Below is a simple function called job()
that performs several CuPy tasks in the GPU.
How do I instruct CuPy to run job()
a million times concurrently and thereafter aggregate their results?
The intent of my question is to understand how to submit multiple concurrent jobs to one GPU via CuPy.
Test Script
import numpy as np
import cupy as cp
def job( nsamples ):
# Do some CuPy tasks in GPU
d_a = cp.random.randn( nsamples )
d_b = cp.random.randint( -3, high=3, size=nsamples )
d_result = ( d_a + d_b )
d_hist, _ = cp.histogram( d_result, bins=cp.array([-3,-2,-1,0,1,2,3,4]) )
std = cp.std( d_hist )
return std
# Perform 1 job in GPU
nsamples = 10 #can be as large as tens to hundreds of thousands
std = job( nsamples, 0 )
print( 'std', std, type(std) )
Update:
# Create Cuda streams
d_streams = []
for i in range(0, 10):
d_streams.append( cp.cuda.stream.Stream( non_blocking=True ) )
# Perform Concurrent jobs via Cuda Stream.
results = []
for stream in d_streams:
with stream:
results.append( job( nsamples ) )
print( 'results', results, len(results), type(std) )
After reading this Nvidia developer blog on Cuda Stream, this CuPy issue on Support CUDA stream with stream memory pool and this SOF question on CuPy Concurrency, I have tried the above which seems to work.
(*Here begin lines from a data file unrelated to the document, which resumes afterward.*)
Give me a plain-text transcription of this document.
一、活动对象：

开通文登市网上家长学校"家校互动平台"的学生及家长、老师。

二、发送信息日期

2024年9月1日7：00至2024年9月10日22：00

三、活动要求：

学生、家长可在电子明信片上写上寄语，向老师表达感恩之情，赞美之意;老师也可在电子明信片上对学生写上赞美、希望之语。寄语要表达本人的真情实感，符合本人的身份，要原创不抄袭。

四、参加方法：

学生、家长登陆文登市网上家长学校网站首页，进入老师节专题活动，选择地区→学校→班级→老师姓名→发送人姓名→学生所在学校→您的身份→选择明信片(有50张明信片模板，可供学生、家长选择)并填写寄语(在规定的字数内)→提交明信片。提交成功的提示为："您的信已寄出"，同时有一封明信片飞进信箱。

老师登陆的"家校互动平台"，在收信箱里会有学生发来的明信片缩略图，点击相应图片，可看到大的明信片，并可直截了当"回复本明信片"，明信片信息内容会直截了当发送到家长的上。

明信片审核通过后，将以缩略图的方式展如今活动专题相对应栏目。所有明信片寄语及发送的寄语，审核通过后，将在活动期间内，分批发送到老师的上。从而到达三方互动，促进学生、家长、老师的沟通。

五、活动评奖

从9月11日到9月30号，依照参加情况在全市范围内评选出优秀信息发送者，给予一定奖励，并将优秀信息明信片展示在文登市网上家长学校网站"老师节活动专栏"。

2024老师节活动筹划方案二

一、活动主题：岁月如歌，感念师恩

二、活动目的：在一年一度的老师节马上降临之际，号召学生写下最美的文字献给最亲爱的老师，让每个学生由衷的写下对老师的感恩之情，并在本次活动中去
However, I don't know how to see whether the jobs are running concurrently or serially.
Questions:
How do I profile Cupy's execution of the jobs in the GPU to evaluate my script is doing what I want? Ans:
nvprof --print-gpu-trace python filename.py
Is there a limit on the number streams that I can issue (e.g. limited by some hardware) or is it "infinite"?